Date: 17 septembre 2020
Sujet: Finance et réglementation financière

La profonde récession en cours laissera certainement dans son sillage un nombre important de faillites d'entreprises, une fois que les moratoires actuels sur le service de la dette prendront fin. Le déficit en capital des entreprises pourrait être de 720 milliards d'euros, sur la base du scénario économique de référence de la Commission européenne pour mai 2020.

La Commission a présenté des propositions pour un large soutien de l'UE au capital des entreprises mais, dans un effort pour réduire la taille globale du budget 2021-2027 de l'UE, le Conseil européen de juillet les a essentiellement rejetées. Le Conseil a entièrement dé-financé un instrument de solvabilité fondé sur des subventions, qui devait s'élever à 300 milliards d'euros.
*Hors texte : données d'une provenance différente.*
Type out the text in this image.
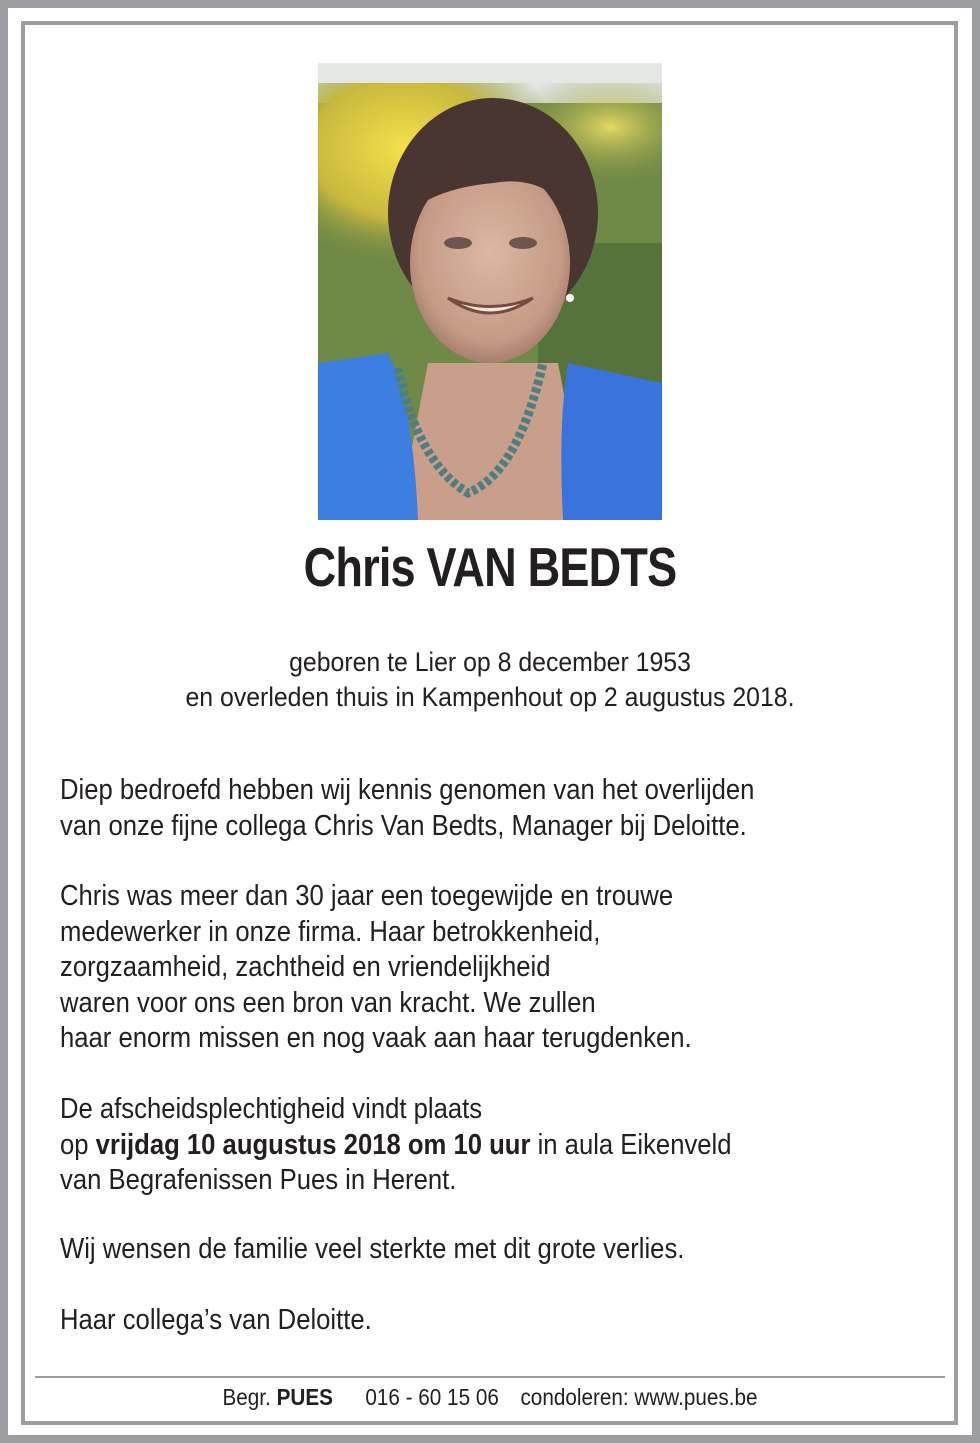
Chris VAN BEDTS
geboren te Lier op 8 december 1953
en overleden thuis in Kampenhout op 2 augustus 2018.
Diep bedroefd hebben wij kennis genomen van het overlijden
van onze fijne collega Chris Van Bedts, Manager bij Deloitte.
Chris was meer dan 30 jaar een toegewijde en trouwe
medewerker in onze firma. Haar betrokkenheid,
zorgzaamheid, zachtheid en vriendelijkheid
waren voor ons een bron van kracht. We zullen
haar enorm missen en nog vaak aan haar terugdenken.
De afscheidsplechtigheid vindt plaats
op vrijdag 10 augustus 2018 om 10 uur in aula Eikenveld
van Begrafenissen Pues in Herent.
Wij wensen de familie veel sterkte met dit grote verlies.
Haar collega’s van Deloitte.
Begr. PUES 016 - 60 15 06 condoleren: www.pues.be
Le financement d'InvestEU, successeur du «plan Juncker» de 2015, a été ramené de 34 milliards d'euros à 5,6 milliards d'euros (sur la base de la valeur provisionnée d'une garantie de l'UE qui serait exploitée sur les marchés des capitaux). Cela réduira les activités d'investissement du secteur privé du Groupe de la Banque européenne d'investissement et d'autres partenaires d'exécution du secteur public. Le financement des PME sera particulièrement touché.

La profonde récession en cours laissera certainement dans son sillage un nombre important de faillites d'entreprises, une fois que les moratoires actuels sur le service de la dette prendront fin

Le capital-investissement peut-il au moins contribuer à combler le retard? Le financement par actions est progressivement passé des bourses de valeurs aux transactions privées (graphique 1). Des chiffres récents montrent qu'au cours des trois années jusqu'en 2019, les fonds européens de capital-investissement ont levé 309 milliards d'euros et investi 254 milliards d'euros. Cela se compare à 453 milliards d'euros d'émissions d'actions sur les bourses européennes au cours de la même période, dont environ les deux tiers étaient des offres secondaires d'entreprises précédemment cotées. En 2019, les investissements en private equity (94 milliards d'euros) se situaient à peu près au même niveau que les financements en fonds propres sur les marchés primaires (99 milliards d'euros d'introductions en bourse et de financement de suivi). Ce passage du financement sur les marchés publics aux transactions privées est une tendance mondiale et, par rapport à l'UE, a progressé encore plus loin sur d'autres marchés de capitaux avancés, comme les États-Unis. Elle s'explique par une recherche de rendement des investisseurs institutionnels, qui ont plus de latitude pour allouer les portefeuilles en actifs illiquides, un secteur des entreprises dans lequel les immobilisations incorporelles sont devenues plus importantes, et par les coûts réglementaires de maintien d'une cotation publique.

Figure 1: Financement par actions en Europe

Introduction en bourse et financement de suivi (Mds €)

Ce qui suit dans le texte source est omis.